I was in fourth grade when The Blair Witch Project came out. I begged and begged and begged my Father to let me watch it for weeks on end. The trailers had me caught up in the movie and I hadn’t even seen it yet. Finally, he sat down and watched the VHS version my older sister had bought. After mulling it over with my Mother, he decided I could watch it. The only problem was, I was young and feeble-minded – I believed the trailer a thousand percent. So at the end of the movie, I thought that it was actual footage of actual people with an ACTUAL witch after them. I was scared to sleep for weeks after that. It wasn’t until I made the offhand comment that I thought it was real that my Dad, trying not to piss himself, I’m sure, explained to me that the trailer was a device to make it seem scarier and that in the end, The Blair Witch Project was no more real than Small Soldiers. And from that moment on, I loved what scary movies did to me.
And now, for the UFC introduction (read like Bruce Banner): Stemming from the bowels of film school (laugh away, Tarantino – I’m an editor/colorist) comes the 6’4” juggernaut, a ginger-Norwegian they call Chris Johnson. In a way, he is everything a Macabre Brother should be: freakishly tall, with red hair, a red beard and the gangliness of a 6-month-old Great Dane. But the freak is the better half of the Macabre Brothers (sorry Phil), a Denver native who actually has a professional background in film. As a student of color and editing, Chris seeks to find the meaning in every edit and colorization choice in a film. When edits go awry, the juggernaut gets angry, so let the good times begin!
I was a bizarre little kid, and I blame much of it on a penchant for horror films. My obsession started the summer after fifth grade, when I watched Stanley Kubrick’s The Shining just a few weeks after finishing the novel. (Yep, I was that kid – reading Stephen King when everyone else was content with “Goosebumps.”) Bad idea, 10-year-old me: The film scared the hell out of me, and to make things worse, I’d been to the hotel in Estes Park where King drew inspiration. But even if I hadn’t, the whole experience felt incredibly real – much more so than anything I’d seen to that point. Even today, the film is unnerving.
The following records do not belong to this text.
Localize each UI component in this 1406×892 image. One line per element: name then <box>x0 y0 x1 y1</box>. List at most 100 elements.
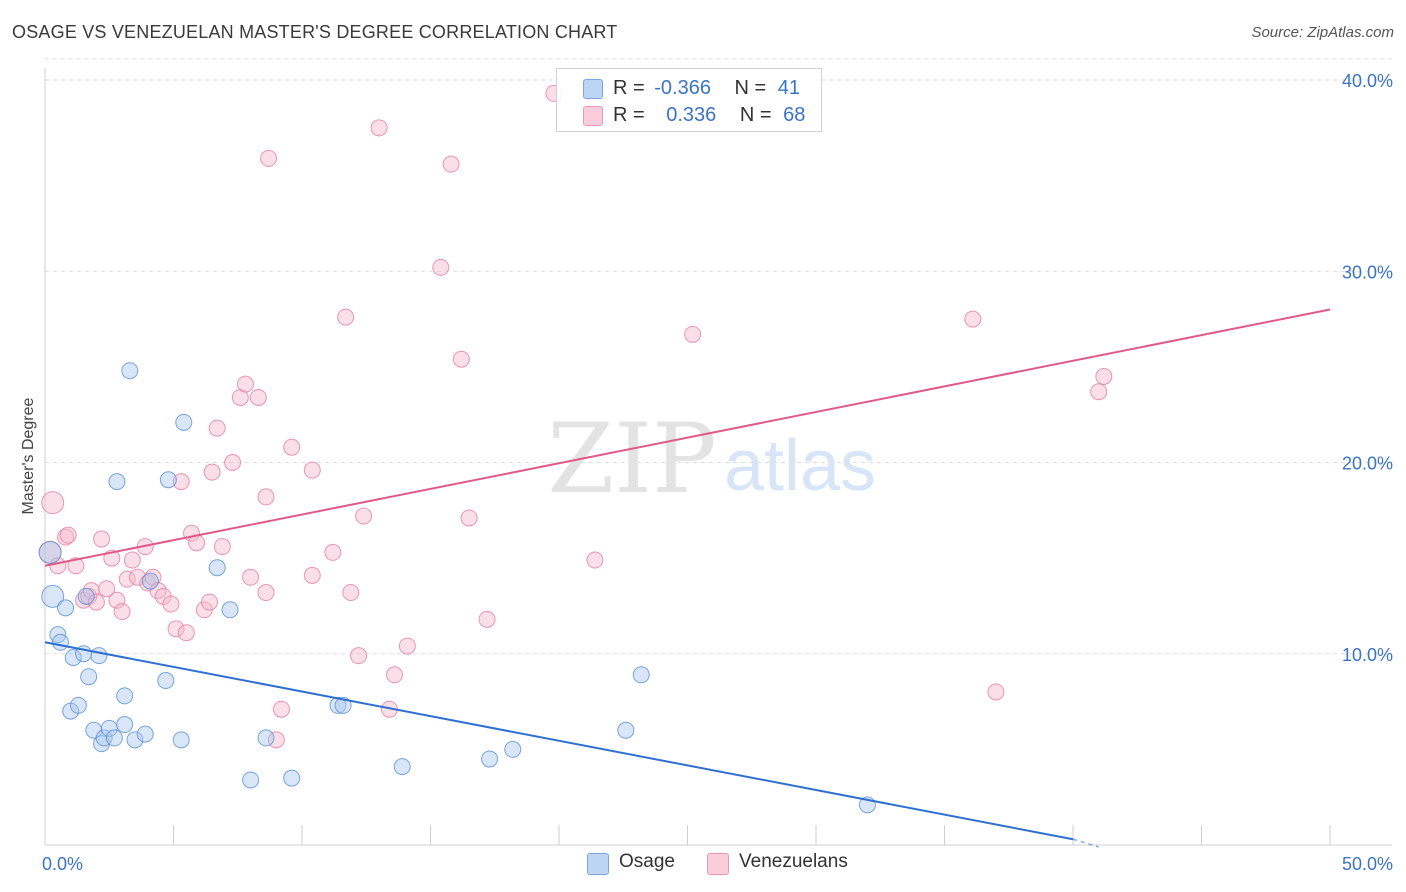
legend-r-label: R = <box>613 77 645 99</box>
venezuelans-point <box>355 507 373 525</box>
x-tick-label: 0.0% <box>42 854 83 874</box>
source-label: Source: ZipAtlas.com <box>1251 24 1394 41</box>
osage-point <box>172 731 190 749</box>
venezuelans-trend-line <box>44 308 1331 567</box>
venezuelans-point <box>113 603 131 621</box>
watermark-zip: ZIP <box>547 403 716 515</box>
venezuelans-point <box>213 538 231 556</box>
osage-point <box>334 696 352 714</box>
venezuelans-legend-label: Venezuelans <box>739 851 848 872</box>
venezuelans-point <box>162 595 180 613</box>
osage-point <box>80 668 98 686</box>
venezuelans-point <box>1095 367 1113 385</box>
osage-legend-label: Osage <box>619 851 675 872</box>
osage-point <box>116 716 134 734</box>
osage-point <box>95 729 113 747</box>
venezuelans-point <box>208 419 226 437</box>
x-tick-label: 50.0% <box>1342 854 1393 874</box>
legend-r-value-venezuelans: 0.336 <box>666 104 717 126</box>
venezuelans-point <box>398 637 416 655</box>
venezuelans-point <box>59 526 77 544</box>
osage-point <box>242 771 260 789</box>
osage-point <box>126 731 144 749</box>
legend-r-label: R = <box>613 104 645 126</box>
venezuelans-swatch <box>583 106 603 126</box>
osage-point <box>121 362 139 380</box>
osage-point <box>64 649 82 667</box>
osage-point <box>141 572 159 590</box>
venezuelans-point <box>177 624 195 642</box>
osage-point <box>116 687 134 705</box>
osage-point <box>393 758 411 776</box>
venezuelans-point <box>324 543 342 561</box>
osage-point <box>108 473 126 491</box>
osage-point <box>105 729 123 747</box>
legend-n-value-osage: 41 <box>777 77 801 99</box>
venezuelans-point <box>478 610 496 628</box>
venezuelans-point <box>98 580 116 598</box>
venezuelans-point <box>57 528 75 546</box>
venezuelans-point <box>172 473 190 491</box>
correlation-legend: R = -0.366 N = 41 R = 0.336 N = 68 <box>556 68 822 132</box>
venezuelans-point <box>272 700 290 718</box>
osage-point <box>77 587 95 605</box>
venezuelans-point <box>987 683 1005 701</box>
chart-title: OSAGE VS VENEZUELAN MASTER'S DEGREE CORR… <box>12 22 618 42</box>
venezuelans-legend-swatch <box>707 853 729 875</box>
grid-lines <box>45 58 1392 655</box>
osage-point <box>157 672 175 690</box>
osage-point <box>51 633 69 651</box>
osage-trend-extension <box>1072 838 1099 848</box>
y-tick-label: 20.0% <box>1342 454 1393 474</box>
osage-swatch <box>583 79 603 99</box>
series-venezuelans <box>38 84 1113 749</box>
venezuelans-point <box>167 620 185 638</box>
venezuelans-point <box>432 258 450 276</box>
y-tick-label: 10.0% <box>1342 645 1393 665</box>
venezuelans-point <box>231 388 249 406</box>
osage-point <box>481 750 499 768</box>
venezuelans-point <box>283 438 301 456</box>
venezuelans-point <box>87 593 105 611</box>
tick-labels: 10.0% 20.0% 30.0% 40.0% 0.0% 50.0% <box>42 71 1393 874</box>
venezuelans-point <box>118 570 136 588</box>
venezuelans-point <box>452 350 470 368</box>
y-tick-label: 40.0% <box>1342 71 1393 91</box>
watermark: ZIP atlas <box>547 403 876 515</box>
venezuelans-point <box>267 731 285 749</box>
series-osage <box>38 362 876 814</box>
venezuelans-point <box>350 647 368 665</box>
venezuelans-point <box>342 584 360 602</box>
osage-point <box>90 647 108 665</box>
osage-point <box>175 413 193 431</box>
osage-point <box>257 729 275 747</box>
venezuelans-point <box>303 566 321 584</box>
osage-point <box>221 601 239 619</box>
osage-point <box>41 584 65 608</box>
osage-legend-swatch <box>587 853 609 875</box>
venezuelans-point <box>586 551 604 569</box>
osage-point <box>69 696 87 714</box>
osage-point <box>38 540 62 564</box>
venezuelans-point <box>129 568 147 586</box>
venezuelans-point <box>684 325 702 343</box>
venezuelans-point <box>1090 383 1108 401</box>
osage-trend-line <box>44 641 1074 841</box>
venezuelans-point <box>200 593 218 611</box>
venezuelans-point <box>224 454 242 471</box>
osage-point <box>504 740 522 758</box>
venezuelans-point <box>242 568 260 586</box>
legend-n-label: N = <box>734 77 767 99</box>
venezuelans-point <box>370 119 388 137</box>
venezuelans-point <box>67 557 85 575</box>
osage-point <box>283 769 301 787</box>
venezuelans-point <box>303 461 321 479</box>
y-axis-label: Master's Degree <box>20 397 37 514</box>
venezuelans-point <box>337 308 355 326</box>
legend-r-value-osage: -0.366 <box>654 77 711 99</box>
trend-lines <box>44 308 1331 848</box>
osage-point <box>208 559 226 577</box>
venezuelans-point <box>442 155 460 173</box>
osage-point <box>159 471 177 489</box>
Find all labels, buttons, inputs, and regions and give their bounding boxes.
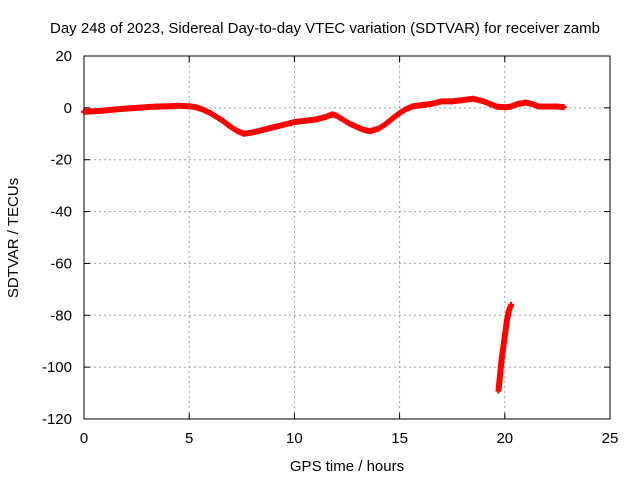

Anyway, it’s easy to say this as a relatively normal adult, but I’m glad I grew up strange. It fueled a passion for unorthodox films and literature, both of which I’m hopelessly addicted to more than a decade later. My day job as a newspaper journalist in Vail pays the bills – not to mention subsidizes my other obsession, snowboarding – and a project like the Macabre Brothers is a chance to collaborate with fellow film buffs like Chris. Why horror, then? In a way, even awful B-movies tap into the same well of terror and glee I felt that summer, when I willfully scared myself just to know what was at the end of a dark hallway. Some things never change, and I’m sure as hell not going to squelch that curiosity now. As Chris says, let the good times begin.